Der Beschwerdeführer führt ohne Zweifel ein sehr intensives Familienleben mit seiner religiös angetrauten Ehefrau und dem gemeinsamen, erst am 30. Mai 2014 geborenen Sohn, welche beide anerkannte Flüchtlinge sind, wobei sich der Beschwerdeführer auch intensiv um die alltägliche Betreuung des Kleinkindes kümmert, welches einer solchen persönlichen Betreuung, die nicht durch eine elektronische Kommunikation ersetzt werden kann, schon nach der allgemeinen Lebenserfahrung bedarf.

In diesem Zusammenhang ist auch besonders das Kindeswohl (vgl. auch Urteil des EGMR v. 28.06.2011, Nunez gegen Norwegen, Kammer IV, Bsw Nr. 55-597/09) zu berücksichtigen, das in diesem Zusammenhang auf Art. 3 der UN-Kinderrechtskonvention verweist, wo das Wohl des Kindes als vorrangiger Gesichtspunkt hervorgestrichen wird (vgl. z. B. auch AsylGH vom 17.04.2012, Zl. D3 401794-1/2008/9E, AsylGH vom 04.06.2012, Zl.: D3 414251-2/2011/5E u.a.).

Dabei ist auch auf die jüngste Judikatur des Europäischen Gerichtshofes für Menschenrechte zu verweisen (EGMR Urteil vom 16.04.2013, Udeh gg.
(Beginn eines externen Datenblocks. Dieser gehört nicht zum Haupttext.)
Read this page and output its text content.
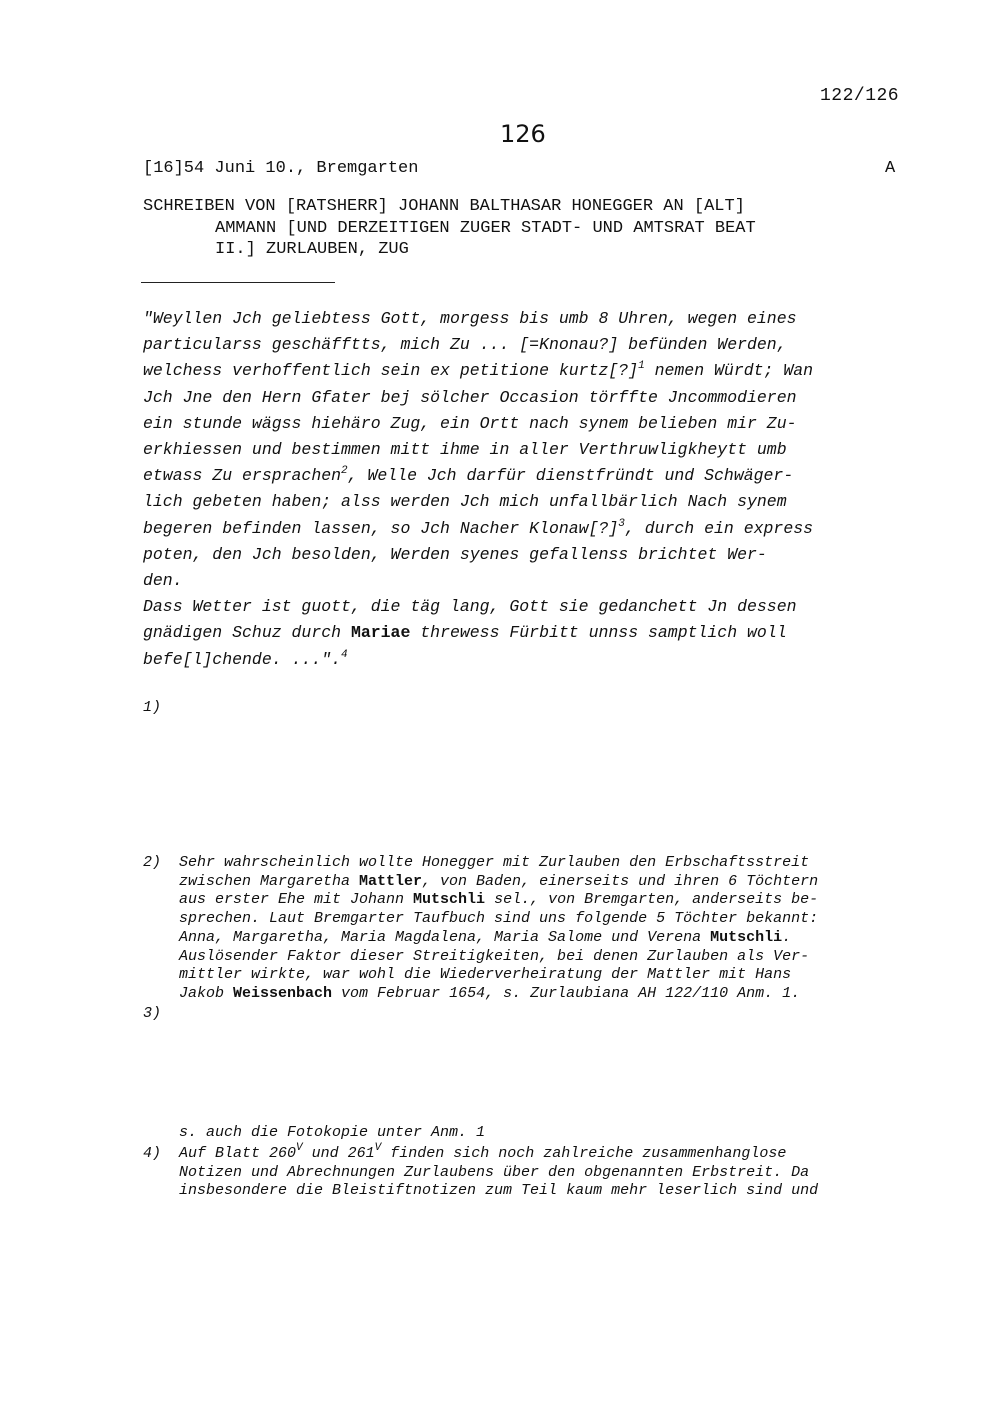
122/126
126
[16]54 Juni 10., Bremgarten	A
SCHREIBEN VON [RATSHERR] JOHANN BALTHASAR HONEGGER AN [ALT]
AMMANN [UND DERZEITIGEN ZUGER STADT- UND AMTSRAT BEAT
II.] ZURLAUBEN, ZUG
"Weyllen Jch geliebtess Gott, morgess bis umb 8 Uhren, wegen eines
particularss geschäfftts, mich Zu ... [=Knonau?] befünden Werden,
welchess verhoffentlich sein ex petitione kurtz[?]$^1$ nemen Würdt; Wan
Jch Jne den Hern Gfater bej sölcher Occasion törffte Jncommodieren
ein stunde wägss hiehäro Zug, ein Ortt nach synem belieben mir Zu-
erkhiessen und bestimmen mitt ihme in aller Verthruwligkheytt umb
etwass Zu ersprachen$^2$, Welle Jch darfür dienstfründt und Schwäger-
lich gebeten haben; alss werden Jch mich unfallbärlich Nach synem
begeren befinden lassen, so Jch Nacher Klonaw[?]$^3$, durch ein express
poten, den Jch besolden, Werden syenes gefallenss brichtet Wer-
den.
Dass Wetter ist guott, die täg lang, Gott sie gedanchett Jn dessen
gnädigen Schuz durch Mariae threwess Fürbitt unnss samptlich woll
befe[l]chende. ...".$^4$
1)
2) Sehr wahrscheinlich wollte Honegger mit Zurlauben den Erbschaftsstreit
zwischen Margaretha Mattler, von Baden, einerseits und ihren 6 Töchtern
aus erster Ehe mit Johann Mutschli sel., von Bremgarten, anderseits be-
sprechen. Laut Bremgarter Taufbuch sind uns folgende 5 Töchter bekannt:
Anna, Margaretha, Maria Magdalena, Maria Salome und Verena Mutschli.
Auslösender Faktor dieser Streitigkeiten, bei denen Zurlauben als Ver-
mittler wirkte, war wohl die Wiederverheiratung der Mattler mit Hans
Jakob Weissenbach vom Februar 1654, s. Zurlaubiana AH 122/110 Anm. 1.
3)
s. auch die Fotokopie unter Anm. 1
4) Auf Blatt $260^V$ und $261^V$ finden sich noch zahlreiche zusammenhanglose
Notizen und Abrechnungen Zurlaubens über den obgenannten Erbstreit. Da
insbesondere die Bleistiftnotizen zum Teil kaum mehr leserlich sind und
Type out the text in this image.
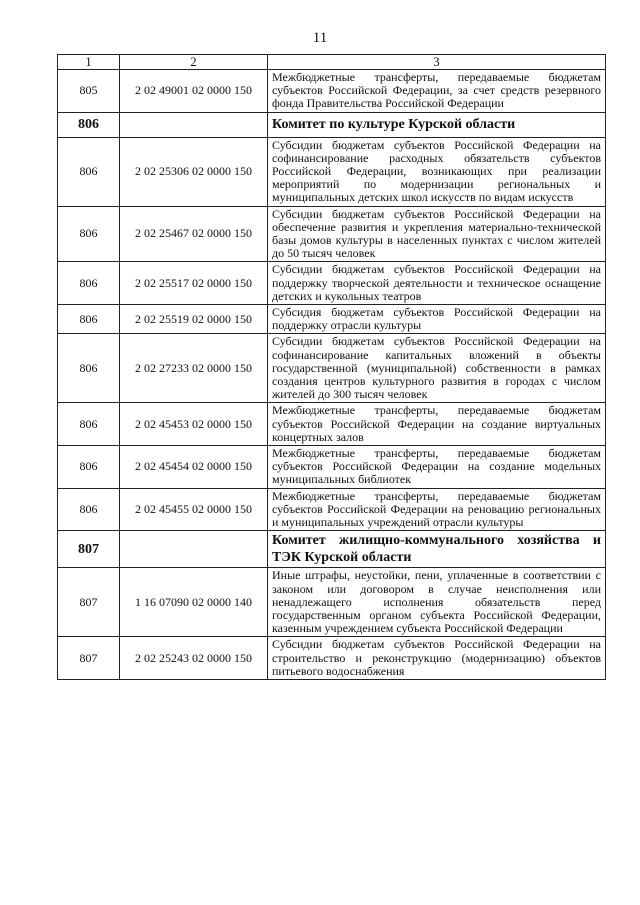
11
1	2	3
805	2 02 49001 02 0000 150	Межбюджетные трансферты, передаваемые бюджетам субъектов Российской Федерации, за счет средств резервного фонда Правительства Российской Федерации
806		Комитет по культуре Курской области
806	2 02 25306 02 0000 150	Субсидии бюджетам субъектов Российской Федерации на софинансирование расходных обязательств субъектов Российской Федерации, возникающих при реализации мероприятий по модернизации региональных и муниципальных детских школ искусств по видам искусств
806	2 02 25467 02 0000 150	Субсидии бюджетам субъектов Российской Федерации на обеспечение развития и укрепления материально-технической базы домов культуры в населенных пунктах с числом жителей до 50 тысяч человек
806	2 02 25517 02 0000 150	Субсидии бюджетам субъектов Российской Федерации на поддержку творческой деятельности и техническое оснащение детских и кукольных театров
806	2 02 25519 02 0000 150	Субсидия бюджетам субъектов Российской Федерации на поддержку отрасли культуры
806	2 02 27233 02 0000 150	Субсидии бюджетам субъектов Российской Федерации на софинансирование капитальных вложений в объекты государственной (муниципальной) собственности в рамках создания центров культурного развития в городах с числом жителей до 300 тысяч человек
806	2 02 45453 02 0000 150	Межбюджетные трансферты, передаваемые бюджетам субъектов Российской Федерации на создание виртуальных концертных залов
806	2 02 45454 02 0000 150	Межбюджетные трансферты, передаваемые бюджетам субъектов Российской Федерации на создание модельных муниципальных библиотек
806	2 02 45455 02 0000 150	Межбюджетные трансферты, передаваемые бюджетам субъектов Российской Федерации на реновацию региональных и муниципальных учреждений отрасли культуры
807		Комитет жилищно-коммунального хозяйства и ТЭК Курской области
807	1 16 07090 02 0000 140	Иные штрафы, неустойки, пени, уплаченные в соответствии с законом или договором в случае неисполнения или ненадлежащего исполнения обязательств перед государственным органом субъекта Российской Федерации, казенным учреждением субъекта Российской Федерации
807	2 02 25243 02 0000 150	Субсидии бюджетам субъектов Российской Федерации на строительство и реконструкцию (модернизацию) объектов питьевого водоснабжения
Schweiz, Nr. 12020/09), wonach eine Ausweisung in einem zum Beschwerdeführer ähnlich gelagerten Fall, eine Verletzung von Art. 8 EMRK darstellt. Im genannte Urteil handelte es sich nämlich um einen Staatsbürger von Nigeria, der unter falscher Identität 2001 in die Schweiz eingereist war, zuvor in Österreich wegen Drogenhandels jedoch strafrechtlich verurteilt worden war und auch sein Asylantrag war abgewiesen worden. 2003 heiratete er eine Schweizer Staatsangehörige, mit der er gemeinsame Zwillingstöchter hat (2003 geboren); mittlerweile war er geschieden und hat mit einer anderen Schweizerin ein weiteres Kind. Der Beschwerdeführer wurde 2006 in Deutschland erneut wegen Drogenhandels zu 3 Jahren und sechs Monaten Haftstrafe verurteilt, jedoch bereits 2008 entlassen und ist wieder in die Schweiz zurückgekehrt. 2009 wurde gegen den Beschwerdeführer eine Ausweisungsanordnung erlassen. Laut EGMR liegt es aber im höherrangigen Interesse der Kinder, bei beiden Elternteilen aufzuwachsen, daher ist eine Aufenthaltsberechtigung in der Schweiz für den Beschwerdeführer die einzige Möglichkeit, um einen regelmäßigen Kontakt zu seinen Zwillingstöchtern aufrechthalten zu können. Unter Beachtung seiner familiären Beziehung zu seinen Kindern, seiner Straflosigkeit nach Begehung der schweren Straftat im Jahr 2006 und somit einer positiven Zukunftsprognose stellt der EGMR im Falle der Ausweisung des BF eine Verletzung von Art. 8 EMRK fest.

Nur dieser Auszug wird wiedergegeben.